In the 1970s, producers, executive producers, and news directors were former AP, UPI or network reporters heading toward retirement. They came to small-town TV stations and terrorized those of us who were on our first jobs, fresh from the soft spaces of a college classroom where stories were due in two days vs two hours in the real world.

Those old guys fascinated and horrified me. For one, they could smoke the same cigar for a week. They also had bullshit meters that worked overtime. They could smell a lie before it entered the studio.

I remember covering the story of some treatment plant. (Too long ago to remember details). I worked hard and thought it was a good piece. When it was edited and the news director reviewed it, he said, “Great piece . . .. if you’re doing PR for the company. Start over.” I did. Sadly, that piece would’ve made it on air today.
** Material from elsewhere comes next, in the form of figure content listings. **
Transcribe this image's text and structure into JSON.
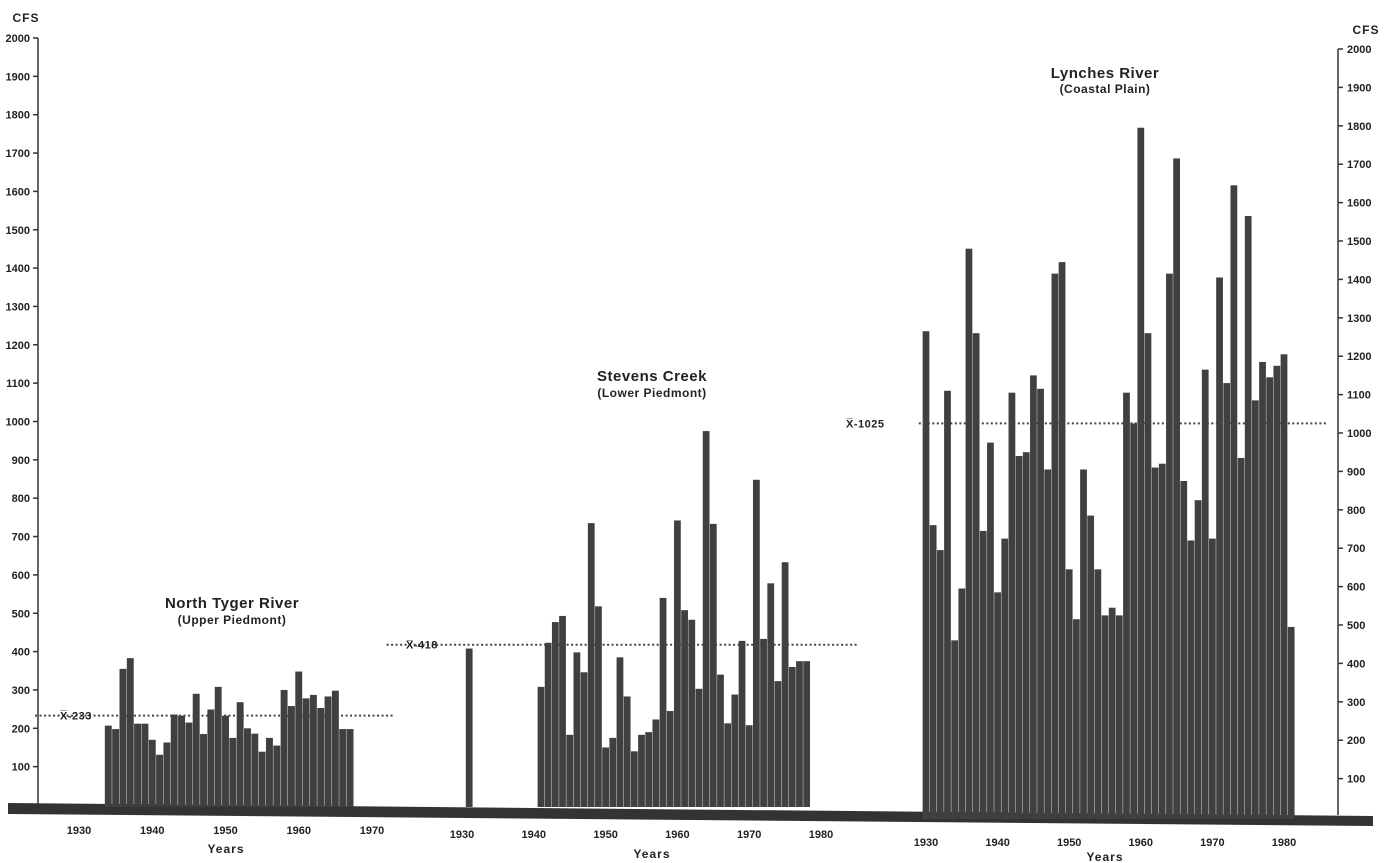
{
  "left_axis": {
    "unit_label": "CFS",
    "ticks": [
      100,
      200,
      300,
      400,
      500,
      600,
      700,
      800,
      900,
      1000,
      1100,
      1200,
      1300,
      1400,
      1500,
      1600,
      1700,
      1800,
      1900,
      2000
    ],
    "ylim": [
      0,
      2000
    ]
  },
  "right_axis": {
    "unit_label": "CFS",
    "ticks": [
      100,
      200,
      300,
      400,
      500,
      600,
      700,
      800,
      900,
      1000,
      1100,
      1200,
      1300,
      1400,
      1500,
      1600,
      1700,
      1800,
      1900,
      2000
    ],
    "ylim": [
      0,
      2000
    ]
  },
  "colors": {
    "bars": "#404040",
    "baseline": "#333333",
    "mean_line": "#444444",
    "text": "#222222"
  },
  "chart_data": [
    {
      "type": "bar",
      "title": "North Tyger River",
      "subtitle": "(Upper Piedmont)",
      "xlabel": "Years",
      "ylabel": "CFS",
      "xticks": [
        1930,
        1940,
        1950,
        1960,
        1970
      ],
      "xlim": [
        1920,
        1975
      ],
      "ylim": [
        0,
        2000
      ],
      "mean": {
        "label": "X̅-233",
        "value": 233,
        "x_range": [
          1924,
          1973
        ]
      },
      "x": [
        1934,
        1935,
        1936,
        1937,
        1938,
        1939,
        1940,
        1941,
        1942,
        1943,
        1944,
        1945,
        1946,
        1947,
        1948,
        1949,
        1950,
        1951,
        1952,
        1953,
        1954,
        1955,
        1956,
        1957,
        1958,
        1959,
        1960,
        1961,
        1962,
        1963,
        1964,
        1965,
        1966,
        1967
      ],
      "values": [
        207,
        198,
        355,
        383,
        212,
        212,
        170,
        131,
        163,
        236,
        233,
        215,
        290,
        185,
        249,
        308,
        233,
        175,
        268,
        200,
        186,
        139,
        175,
        155,
        300,
        258,
        348,
        278,
        287,
        253,
        283,
        298,
        198,
        198
      ]
    },
    {
      "type": "bar",
      "title": "Stevens Creek",
      "subtitle": "(Lower Piedmont)",
      "xlabel": "Years",
      "ylabel": "CFS",
      "xticks": [
        1930,
        1940,
        1950,
        1960,
        1970,
        1980
      ],
      "xlim": [
        1920,
        1985
      ],
      "ylim": [
        0,
        2000
      ],
      "mean": {
        "label": "X̅-418",
        "value": 418,
        "x_range": [
          1919.5,
          1985
        ]
      },
      "x": [
        1931,
        1941,
        1942,
        1943,
        1944,
        1945,
        1946,
        1947,
        1948,
        1949,
        1950,
        1951,
        1952,
        1953,
        1954,
        1955,
        1956,
        1957,
        1958,
        1959,
        1960,
        1961,
        1962,
        1963,
        1964,
        1965,
        1966,
        1967,
        1968,
        1969,
        1970,
        1971,
        1972,
        1973,
        1974,
        1975,
        1976,
        1977,
        1978
      ],
      "values": [
        408,
        308,
        423,
        477,
        493,
        183,
        398,
        346,
        735,
        518,
        150,
        175,
        385,
        283,
        140,
        183,
        190,
        223,
        540,
        245,
        742,
        508,
        483,
        303,
        975,
        733,
        340,
        213,
        288,
        428,
        208,
        848,
        433,
        578,
        323,
        633,
        360,
        375,
        375
      ]
    },
    {
      "type": "bar",
      "title": "Lynches River",
      "subtitle": "(Coastal Plain)",
      "xlabel": "Years",
      "ylabel": "CFS",
      "xticks": [
        1930,
        1940,
        1950,
        1960,
        1970,
        1980
      ],
      "xlim": [
        1930,
        1985
      ],
      "ylim": [
        0,
        2000
      ],
      "mean": {
        "label": "X̅-1025",
        "value": 1025,
        "x_range": [
          1929,
          1986
        ]
      },
      "x": [
        1930,
        1931,
        1932,
        1933,
        1934,
        1935,
        1936,
        1937,
        1938,
        1939,
        1940,
        1941,
        1942,
        1943,
        1944,
        1945,
        1946,
        1947,
        1948,
        1949,
        1950,
        1951,
        1952,
        1953,
        1954,
        1955,
        1956,
        1957,
        1958,
        1959,
        1960,
        1961,
        1962,
        1963,
        1964,
        1965,
        1966,
        1967,
        1968,
        1969,
        1970,
        1971,
        1972,
        1973,
        1974,
        1975,
        1976,
        1977,
        1978,
        1979,
        1980,
        1981
      ],
      "values": [
        1265,
        760,
        695,
        1110,
        460,
        595,
        1480,
        1260,
        745,
        975,
        585,
        725,
        1105,
        940,
        950,
        1150,
        1115,
        905,
        1415,
        1445,
        645,
        515,
        905,
        785,
        645,
        525,
        545,
        525,
        1105,
        1025,
        1795,
        1260,
        910,
        920,
        1415,
        1715,
        875,
        720,
        825,
        1165,
        725,
        1405,
        1130,
        1645,
        935,
        1565,
        1085,
        1185,
        1145,
        1175,
        1205,
        495
      ]
    }
  ]
}
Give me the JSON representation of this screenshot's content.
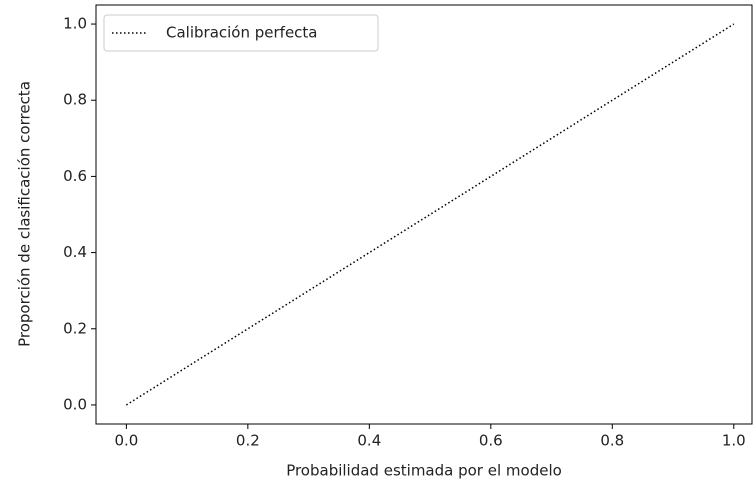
{
  "chart_data": {
    "type": "line",
    "x_label": "Probabilidad estimada por el modelo",
    "y_label": "Proporción de clasificación correcta",
    "x": [
      0,
      1
    ],
    "series": [
      {
        "name": "Calibración perfecta",
        "color": "#000000",
        "style": "dotted",
        "values": [
          0,
          1
        ]
      }
    ],
    "xlim": [
      -0.05,
      1.03
    ],
    "ylim": [
      -0.05,
      1.05
    ],
    "xticks": [
      {
        "value": 0,
        "label": "0.0"
      },
      0.2,
      0.4,
      0.6,
      0.8,
      {
        "value": 1,
        "label": "1.0"
      }
    ],
    "yticks": [
      {
        "value": 0,
        "label": "0.0"
      },
      0.2,
      0.4,
      0.6,
      0.8,
      {
        "value": 1,
        "label": "1.0"
      }
    ],
    "grid": false,
    "legend": "upper left"
  }
}
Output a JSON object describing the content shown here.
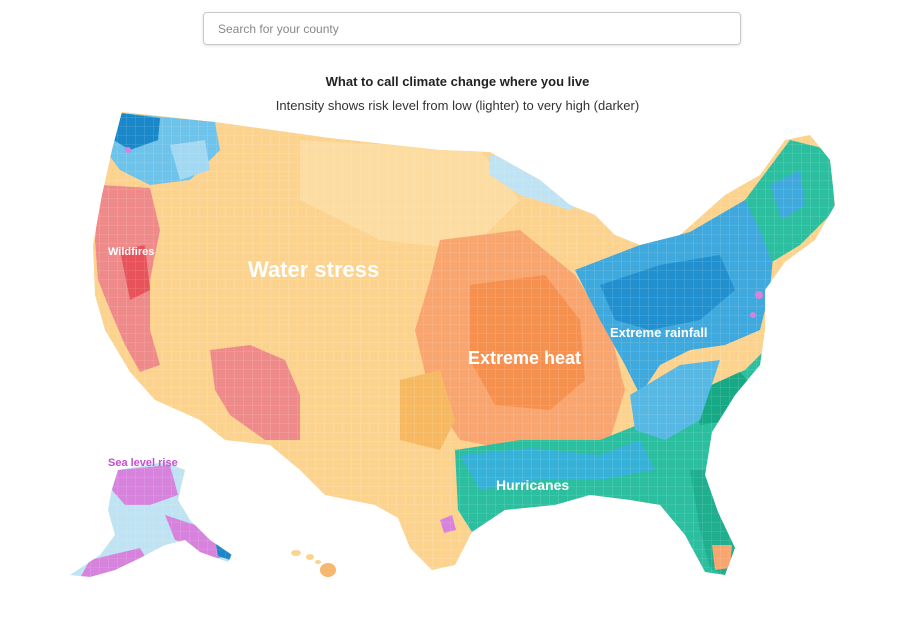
{
  "search": {
    "placeholder": "Search for your county",
    "value": ""
  },
  "header": {
    "title": "What to call climate change where you live",
    "subtitle": "Intensity shows risk level from low (lighter) to very high (darker)"
  },
  "map": {
    "regions": [
      {
        "key": "wildfires",
        "label": "Wildfires",
        "color": "#ef8a8a"
      },
      {
        "key": "water_stress",
        "label": "Water stress",
        "color": "#fbd38f"
      },
      {
        "key": "extreme_heat",
        "label": "Extreme heat",
        "color": "#f9a56f"
      },
      {
        "key": "extreme_rainfall",
        "label": "Extreme rainfall",
        "color": "#3fa9dd"
      },
      {
        "key": "hurricanes",
        "label": "Hurricanes",
        "color": "#2bbf9f"
      },
      {
        "key": "sea_level_rise",
        "label": "Sea level rise",
        "color": "#d782dc"
      }
    ],
    "scale_note": "low (lighter) to very high (darker)"
  }
}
At a time when images of Murrow still haunted newsrooms, it was clear we were under no obligation to present everyone’s version of truth. We had the harder, higher calling of checking sources and facts to discern if we were being given a PR job or the truth. It made deadlines fiercer and the job harder. But it also provided the entire news organization with a bullshit meter that guarded the public against most of the intentional lies created to control them for one reason or another. That’s what advertising was for.

To be persuasive we must be believable; to be believable we must be credible; credible we must be truthful. -Edward R. Murrow

NBC hit the motherload of dysfunction when whomever decided it was a good idea to hire an election denier—-against all proof of no election fraud—as a political commentator. If it weren’t so pathetic a decision it would be funny. What was the thinking: we’re so balanced, we hire liars? Right…

My Black Girl Mind tells a different story; an in-house election denier within NBC wanted to give voice to the lies. But, does the in-house denier understand the full agenda of the trump crowd? It’s not a free press for damn sure. It’s not a free anything, but free reign for a handful of their cult leaders to cheat the public, steal money and resources, and undermine a system that gives voice to people unlike them. That means overthrowing the media, as well. They ain’t nothin’ holy in that. And if you’d buy a Bible from that con, I have a bridge in San Francisco you can put a down payment on.

New rule for journalists: Stop working on balance. It is quicksand. There’s no balancing lies against truth. And learn to identify and disqualify snake oil sales from real news. I’d rather see a worthless car chase over an interview with a red-hat-wearing, altered-reality pimp.

For the sake of God and country, please don’t hire those who are today’s more dangerous version of the tin foil hat crowd. Most of them have shown us that they’re intentional liars bent on overthrowing the U.S. as we know it.

And for God’s sake raise your standards.

Myra Jolivet is a storyteller. First a TV news anchor and reporter. Then came PR work and consulting. That's where she is today - banging her head against the wall - trying to help CEOs and political candidates tell their stories well. Myra writes a series of murder mysteries She was a kid with an imaginary friend. That says it all.